When archaeologists recently excavated the ceremonial entranceway to an ancient palace in Peru, they were excited to discover a series of 750-year-old wooden “guardians” flanking the passage. But there was an even bigger surprise in store as the statues emerged from the dirt: termites had chewed through the 19 wooden bodies over the centuries, leaving in their place two-foot-high human figures fashioned at least partially—and in some cases perhaps almost completely—from centuries-old insect excrement.
Not all the statues received the same termite “treatment,” says archaeological director Henry Gayoso. Upon initial inspection, some of the statues appeared to consist almost completely of termite excrement (formally known as frass), Gayoso told National Geographic in an email. Others seemed to have the wooden structure preserved under a layer of frass. (Discover why termites are rather fascinating creatures.)

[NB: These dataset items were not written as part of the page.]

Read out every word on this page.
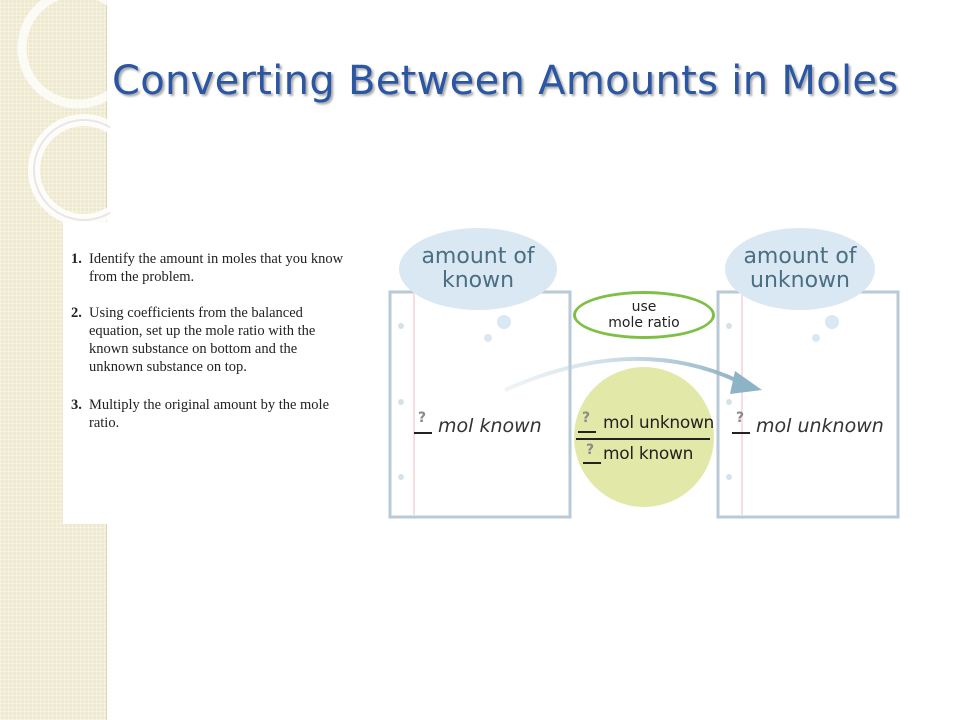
Converting Between Amounts in Moles
1. Identify the amount in moles that you know from the problem.
2. Using coefficients from the balanced equation, set up the mole ratio with the known substance on bottom and the unknown substance on top.
3. Multiply the original amount by the mole ratio.
amount of
known
amount of
unknown
use
mole ratio
? mol known	? mol unknown
? mol unknown
? mol known
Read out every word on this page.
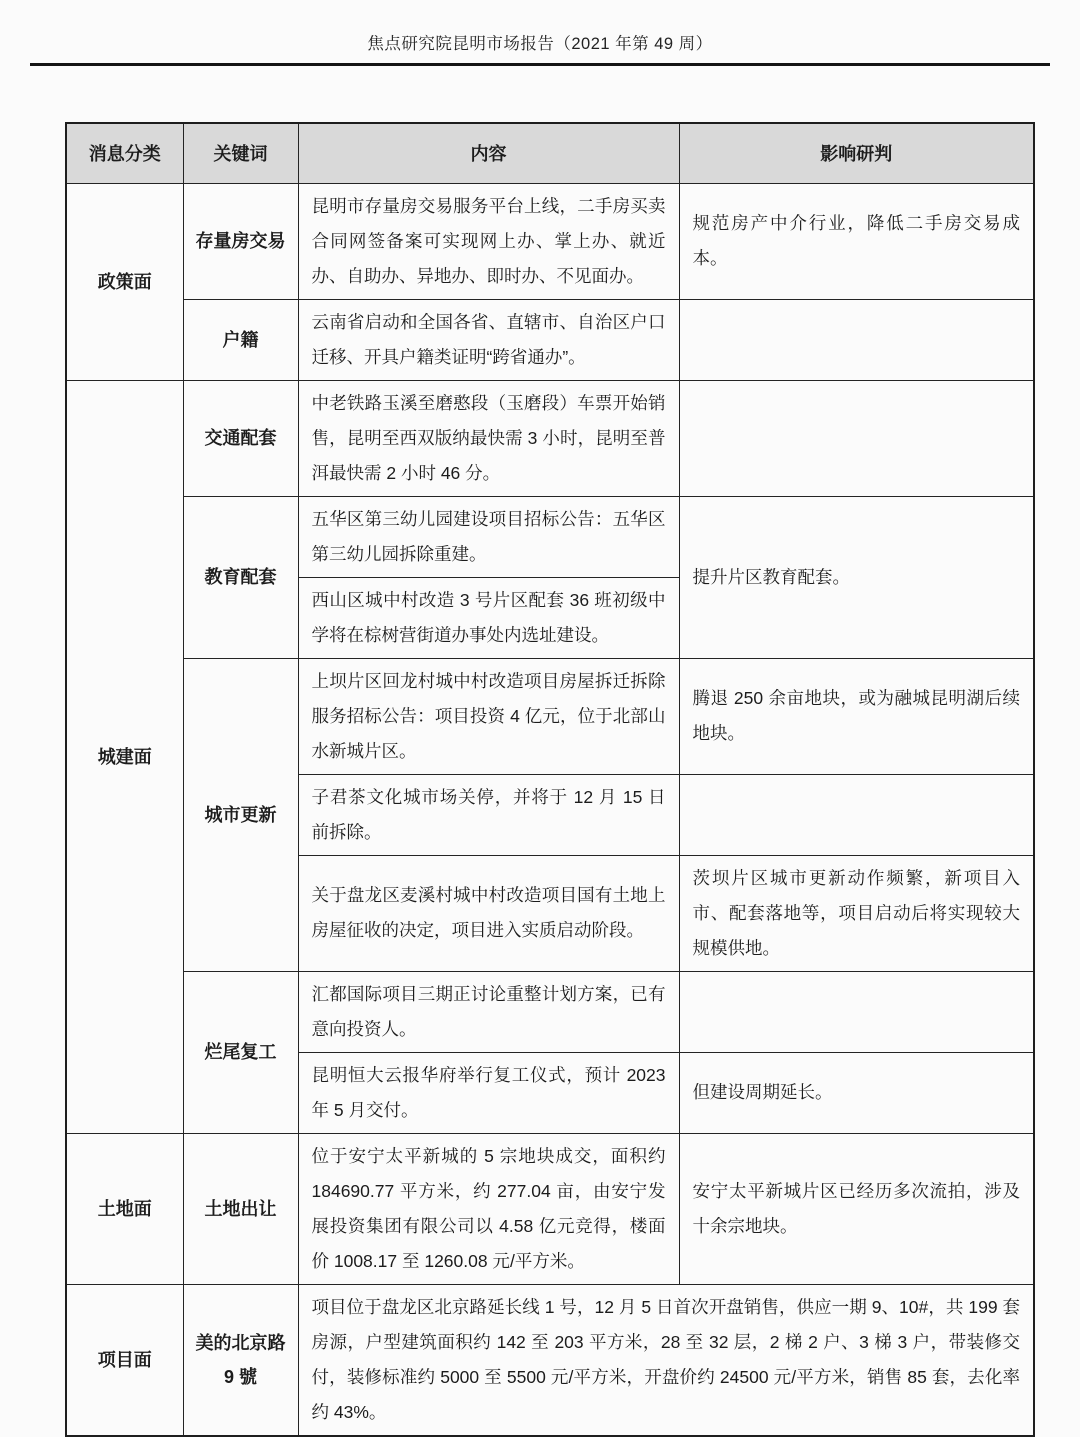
焦点研究院昆明市场报告（2021 年第 49 周）
消息分类	关键词	内容	影响研判
政策面	存量房交易	昆明市存量房交易服务平台上线，二手房买卖合同网签备案可实现网上办、掌上办、就近办、自助办、异地办、即时办、不见面办。	规范房产中介行业，降低二手房交易成本。
	户籍	云南省启动和全国各省、直辖市、自治区户口迁移、开具户籍类证明“跨省通办”。	
城建面	交通配套	中老铁路玉溪至磨憨段（玉磨段）车票开始销售，昆明至西双版纳最快需 3 小时，昆明至普洱最快需 2 小时 46 分。	
	教育配套	五华区第三幼儿园建设项目招标公告：五华区第三幼儿园拆除重建。	提升片区教育配套。
		西山区城中村改造 3 号片区配套 36 班初级中学将在棕树营街道办事处内选址建设。	
	城市更新	上坝片区回龙村城中村改造项目房屋拆迁拆除服务招标公告：项目投资 4 亿元，位于北部山水新城片区。	腾退 250 余亩地块，或为融城昆明湖后续地块。
		子君茶文化城市场关停，并将于 12 月 15 日前拆除。	
		关于盘龙区麦溪村城中村改造项目国有土地上房屋征收的决定，项目进入实质启动阶段。	茨坝片区城市更新动作频繁，新项目入市、配套落地等，项目启动后将实现较大规模供地。
	烂尾复工	汇都国际项目三期正讨论重整计划方案，已有意向投资人。	
		昆明恒大云报华府举行复工仪式，预计 2023 年 5 月交付。	但建设周期延长。
土地面	土地出让	位于安宁太平新城的 5 宗地块成交，面积约 184690.77 平方米，约 277.04 亩，由安宁发展投资集团有限公司以 4.58 亿元竞得，楼面价 1008.17 至 1260.08 元/平方米。	安宁太平新城片区已经历多次流拍，涉及十余宗地块。
项目面	美的北京路 9 號	项目位于盘龙区北京路延长线 1 号，12 月 5 日首次开盘销售，供应一期 9、10#，共 199 套房源，户型建筑面积约 142 至 203 平方米，28 至 32 层，2 梯 2 户、3 梯 3 户，带装修交付，装修标准约 5000 至 5500 元/平方米，开盘价约 24500 元/平方米，销售 85 套，去化率约 43%。	
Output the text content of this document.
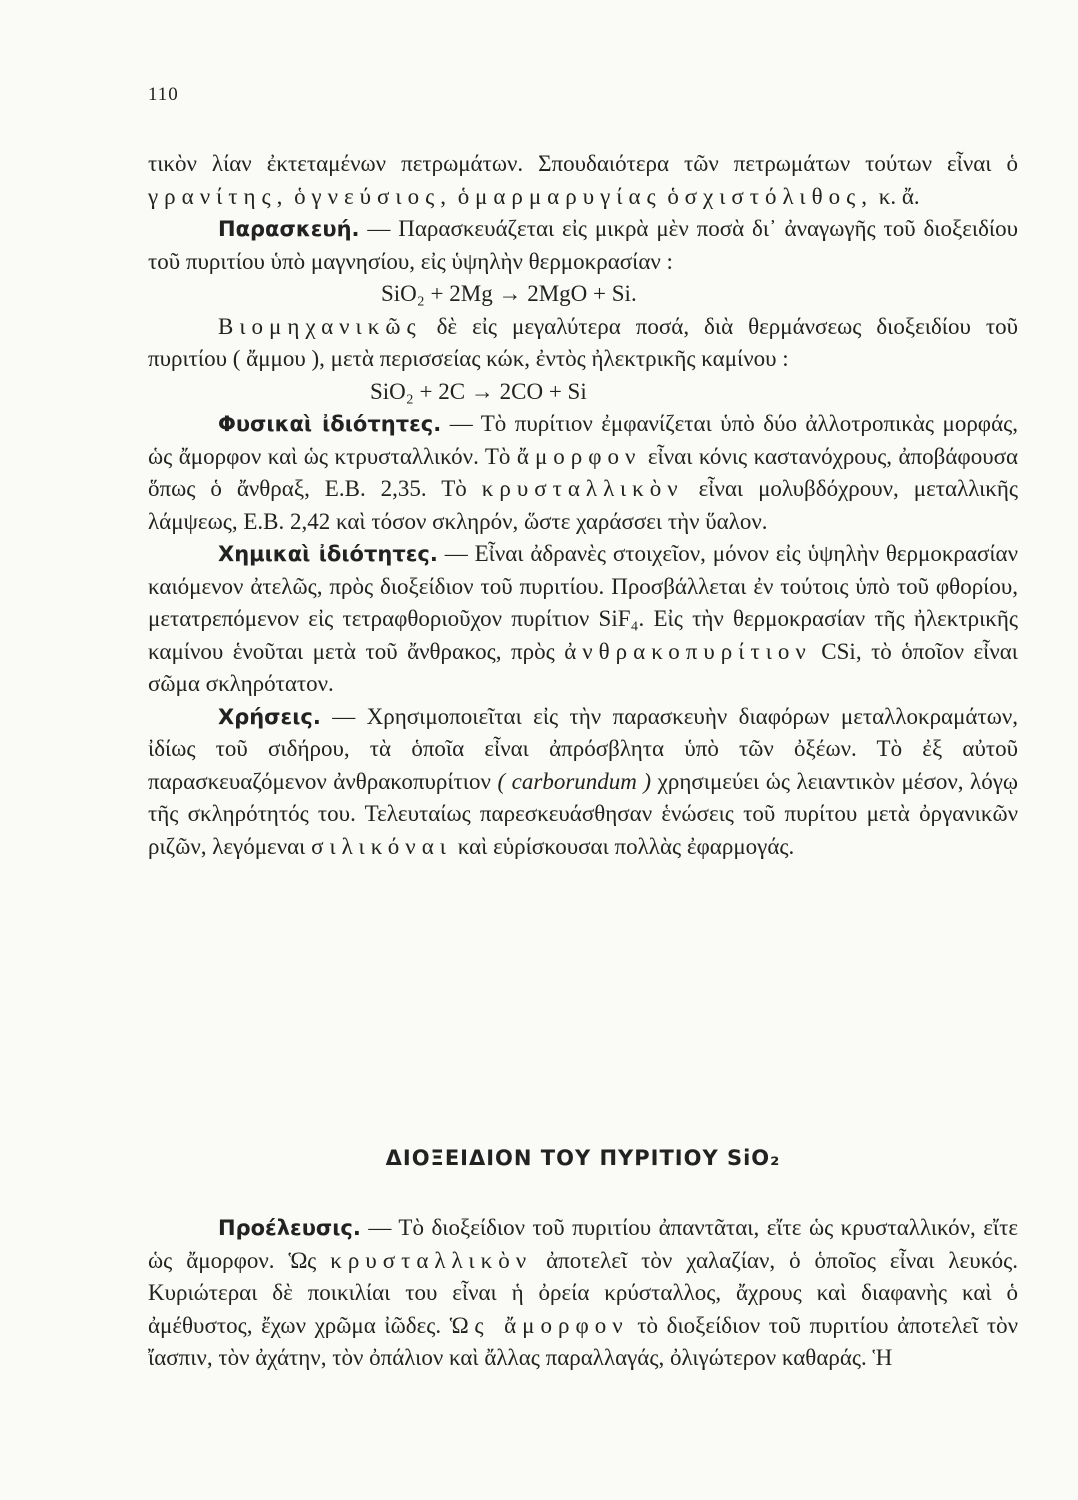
110

τικὸν λίαν ἐκτεταμένων πετρωμάτων. Σπουδαιότερα τῶν πετρωμάτων τούτων εἶναι ὁ γρανίτης, ὁ γνεύσιος, ὁ μαρμαρυγίας ὁ σχιστόλιθος, κ. ἄ.

Παρασκευή. — Παρασκευάζεται εἰς μικρὰ μὲν ποσὰ δι᾽ ἀναγωγῆς τοῦ διοξειδίου τοῦ πυριτίου ὑπὸ μαγνησίου, εἰς ὑψηλὴν θερμοκρασίαν :

SiO₂ + 2Mg → 2MgO + Si.

Βιομηχανικῶς δὲ εἰς μεγαλύτερα ποσά, διὰ θερμάνσεως διοξειδίου τοῦ πυριτίου ( ἄμμου ), μετὰ περισσείας κώκ, ἐντὸς ἠλεκτρικῆς καμίνου :

SiO₂ + 2C → 2CO + Si

Φυσικαὶ ἰδιότητες. — Τὸ πυρίτιον ἐμφανίζεται ὑπὸ δύο ἀλλοτροπικὰς μορφάς, ὡς ἄμορφον καὶ ὡς κτρυσταλλικόν. Τὸ ἄμορφον εἶναι κόνις καστανόχρους, ἀποβάφουσα ὅπως ὁ ἄνθραξ, Ε.Β. 2,35. Τὸ κρυσταλλικὸν εἶναι μολυβδόχρουν, μεταλλικῆς λάμψεως, Ε.Β. 2,42 καὶ τόσον σκληρόν, ὥστε χαράσσει τὴν ὕαλον.

Χημικαὶ ἰδιότητες. — Εἶναι ἀδρανὲς στοιχεῖον, μόνον εἰς ὑψηλὴν θερμοκρασίαν καιόμενον ἀτελῶς, πρὸς διοξείδιον τοῦ πυριτίου. Προσβάλλεται ἐν τούτοις ὑπὸ τοῦ φθορίου, μετατρεπόμενον εἰς τετραφθοριοῦχον πυρίτιον SiF₄. Εἰς τὴν θερμοκρασίαν τῆς ἠλεκτρικῆς καμίνου ἑνοῦται μετὰ τοῦ ἄνθρακος, πρὸς ἀνθρακοπυρίτιον CSi, τὸ ὁποῖον εἶναι σῶμα σκληρότατον.

Χρήσεις. — Χρησιμοποιεῖται εἰς τὴν παρασκευὴν διαφόρων μεταλλοκραμάτων, ἰδίως τοῦ σιδήρου, τὰ ὁποῖα εἶναι ἀπρόσβλητα ὑπὸ τῶν ὀξέων. Τὸ ἐξ αὐτοῦ παρασκευαζόμενον ἀνθρακοπυρίτιον ( carborundum ) χρησιμεύει ὡς λειαντικὸν μέσον, λόγῳ τῆς σκληρότητός του. Τελευταίως παρεσκευάσθησαν ἑνώσεις τοῦ πυρίτου μετὰ ὀργανικῶν ριζῶν, λεγόμεναι σιλικόναι καὶ εὑρίσκουσαι πολλὰς ἐφαρμογάς.

ΔΙΟΞΕΙΔΙΟΝ ΤΟΥ ΠΥΡΙΤΙΟΥ SiO₂

Προέλευσις. — Τὸ διοξείδιον τοῦ πυριτίου ἀπαντᾶται, εἴτε ὡς κρυσταλλικόν, εἴτε ὡς ἄμορφον. Ὡς κρυσταλλικὸν ἀποτελεῖ τὸν χαλαζίαν, ὁ ὁποῖος εἶναι λευκός. Κυριώτεραι δὲ ποικιλίαι του εἶναι ἡ ὀρεία κρύσταλλος, ἄχρους καὶ διαφανὴς καὶ ὁ ἀμέθυστος, ἔχων χρῶμα ἰῶδες. Ὡς ἄμορφον τὸ διοξείδιον τοῦ πυριτίου ἀποτελεῖ τὸν ἴασπιν, τὸν ἀχάτην, τὸν ὀπάλιον καὶ ἄλλας παραλλαγάς, ὀλιγώτερον καθαράς. Ἡ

Each ancient wooden statue features a face fashioned from a clay mask, a wooden scepter in one hand, and the representation of a decapitated human head in the other hand. But how could the termites have chewed through the wooden statues, only to keep them more or less in their original form?
The key is that termites are photophobic, and when chewing through wooden objects they tend to leave a thin wooden “skin” intact to protect their tunnels from light, explains Lynn Grant, head conservator at the University of Pennsylvania Museum.
“The frass does not usually fill the whole tunnel, so unless one is extremely careful, it is all too easy to have the whole preserved facade collapse if the pieces are not handled with extreme caution,” Grant adds in an email. “The archaeologist is to be congratulated.”
“I’m sort of surprised they didn’t eat the whole thing up,” says Robert Koestler, Director of the Smithsonian's Museum Conservation Institute. “After 700 years, it’s surprising that they’re in the shape they’re in.”
The discovery came as archaeologists recently excavated a passageway in Utz An palace (formerly the Grand Chimú palace), the largest of 10 enormous adobe complexes that make up the UNESCO World Heritage site of Chan Chan in northern Peru. Chan Chan was the capital of the Chimú people between the 10th and 15th centuries A.D., and at its height was one of the largest cities in the Americas.
Earlier this year, evidence of a mass sacrifice of children and baby llamas by the Chimú just outside of Chan Chan made international headlines.
The statues are set into niches—ten on each side—that flank the roughly 100-foot-long passageway that leads into a ceremonial courtyard larger than an acre. (Of the 20 original statues, one apparently succumbed completely to the termite onslaught.) Patricia Balbuena, Peru’s minister of culture, calls the statue find an “extraordinary archaeological discovery.”
A person passing through the entrance to Utz An and into the enormous courtyard, under the gaze of the wooden statues holding scepters and decapitated heads, would be overwhelmed with awe, says archaeologist Gayoso.
“When you came to see him, there was no doubt that the character that governed Utz An was the most powerful [person] you would ever meet in your life.”